WASHINGTON, D.C., U.S. — The effects of African swine fever (ASF) on feed demand may not be as caustic as initially expected, according to a Dec. 16 Global Agricultural Information Network report from the U.S. Department of Agriculture (USDA).
The Philippine government has made efforts to slow ASF’s spread by placing measures on the movement of hogs, pork products and feed ingredients.
As a result of dampening the spread of ASF, the USDA lowered its market year 2019-20 feed wheat consumption estimate from a decline of 300,000 tonnes to 100,000 tonnes.
The country’s rice sector experienced a set back by Typhoon Kammuri, the strongest storm to hit the country this year, which according to the USDA caused $74 million in farm sector damages.

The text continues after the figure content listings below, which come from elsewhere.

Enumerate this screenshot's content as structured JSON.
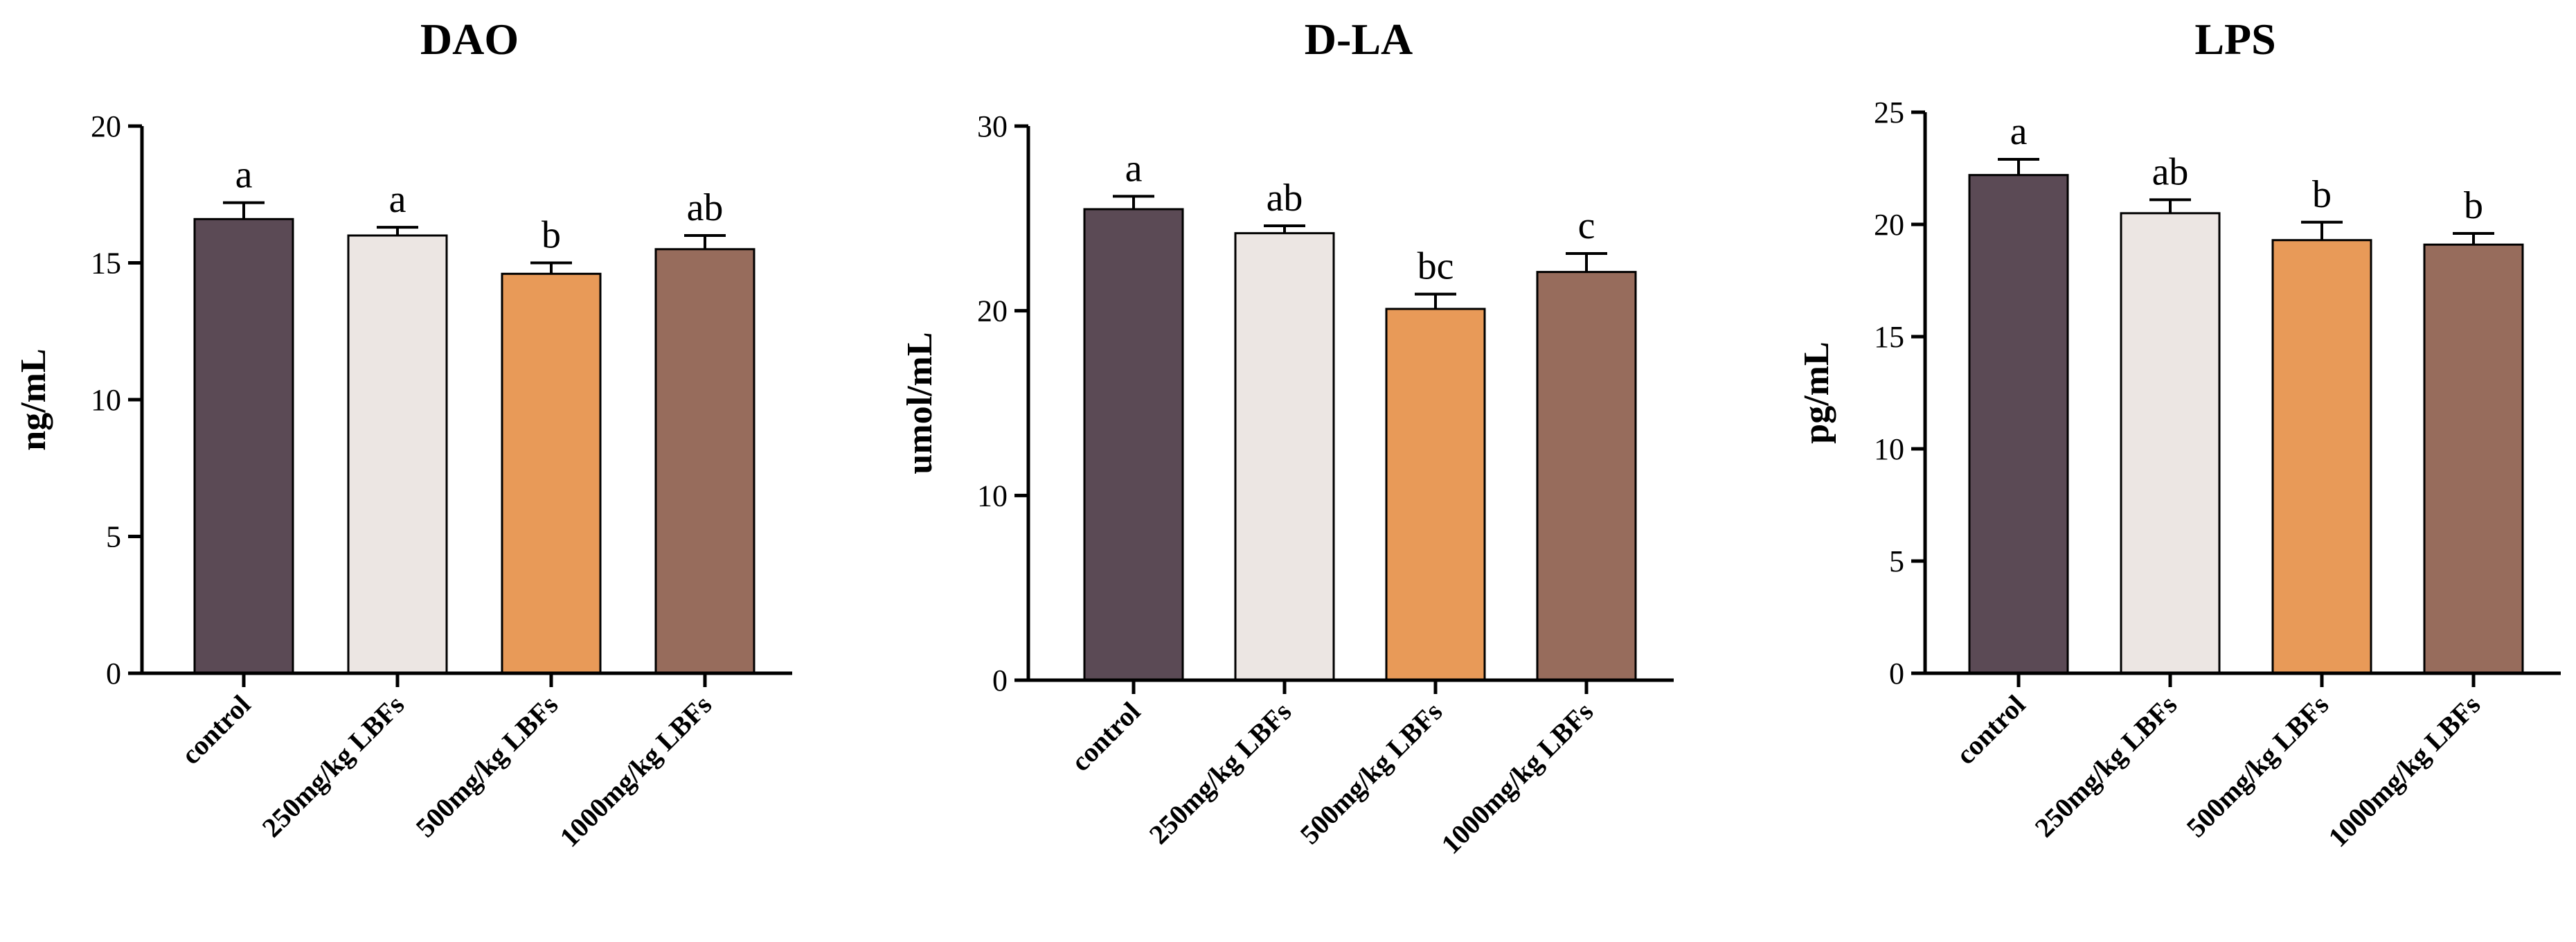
{
  "figure": {
    "description_panels": 3
  },
  "colors": {
    "control": "#5b4a55",
    "250mg/kg LBFs": "#ece6e3",
    "500mg/kg LBFs": "#e89a58",
    "1000mg/kg LBFs": "#976c5c",
    "axis": "#000000"
  },
  "chart_data": [
    {
      "type": "bar",
      "title": "DAO",
      "ylabel": "ng/mL",
      "xlabel": "",
      "ylim": [
        0,
        20
      ],
      "yticks": [
        0,
        5,
        10,
        15,
        20
      ],
      "categories": [
        "control",
        "250mg/kg LBFs",
        "500mg/kg LBFs",
        "1000mg/kg LBFs"
      ],
      "values": [
        16.6,
        16.0,
        14.6,
        15.5
      ],
      "errors": [
        0.6,
        0.3,
        0.4,
        0.5
      ],
      "significance": [
        "a",
        "a",
        "b",
        "ab"
      ]
    },
    {
      "type": "bar",
      "title": "D-LA",
      "ylabel": "umol/mL",
      "xlabel": "",
      "ylim": [
        0,
        30
      ],
      "yticks": [
        0,
        10,
        20,
        30
      ],
      "categories": [
        "control",
        "250mg/kg LBFs",
        "500mg/kg LBFs",
        "1000mg/kg LBFs"
      ],
      "values": [
        25.5,
        24.2,
        20.1,
        22.1
      ],
      "errors": [
        0.7,
        0.4,
        0.8,
        1.0
      ],
      "significance": [
        "a",
        "ab",
        "bc",
        "c"
      ]
    },
    {
      "type": "bar",
      "title": "LPS",
      "ylabel": "pg/mL",
      "xlabel": "",
      "ylim": [
        0,
        25
      ],
      "yticks": [
        0,
        5,
        10,
        15,
        20,
        25
      ],
      "categories": [
        "control",
        "250mg/kg LBFs",
        "500mg/kg LBFs",
        "1000mg/kg LBFs"
      ],
      "values": [
        22.2,
        20.5,
        19.3,
        19.1
      ],
      "errors": [
        0.7,
        0.6,
        0.8,
        0.5
      ],
      "significance": [
        "a",
        "ab",
        "b",
        "b"
      ]
    }
  ]
}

Rice production for market year 2019-20 is revised downward due to damage from the typhoon, reduction in harvested area and insufficient water supply.
“An estimated 105,000 tonnes of paddy in 78,000 hectares of rice were affected due to the typhoon,” the USDA said. “The downward revisions are steeper as a result of the continued decline in paddy prices, which will force some farmers to shift away from rice cultivation in 2019-20.”
The USDA expects an increase in rice imports as a result of reduce production, estimating a 200,000 tonne increase.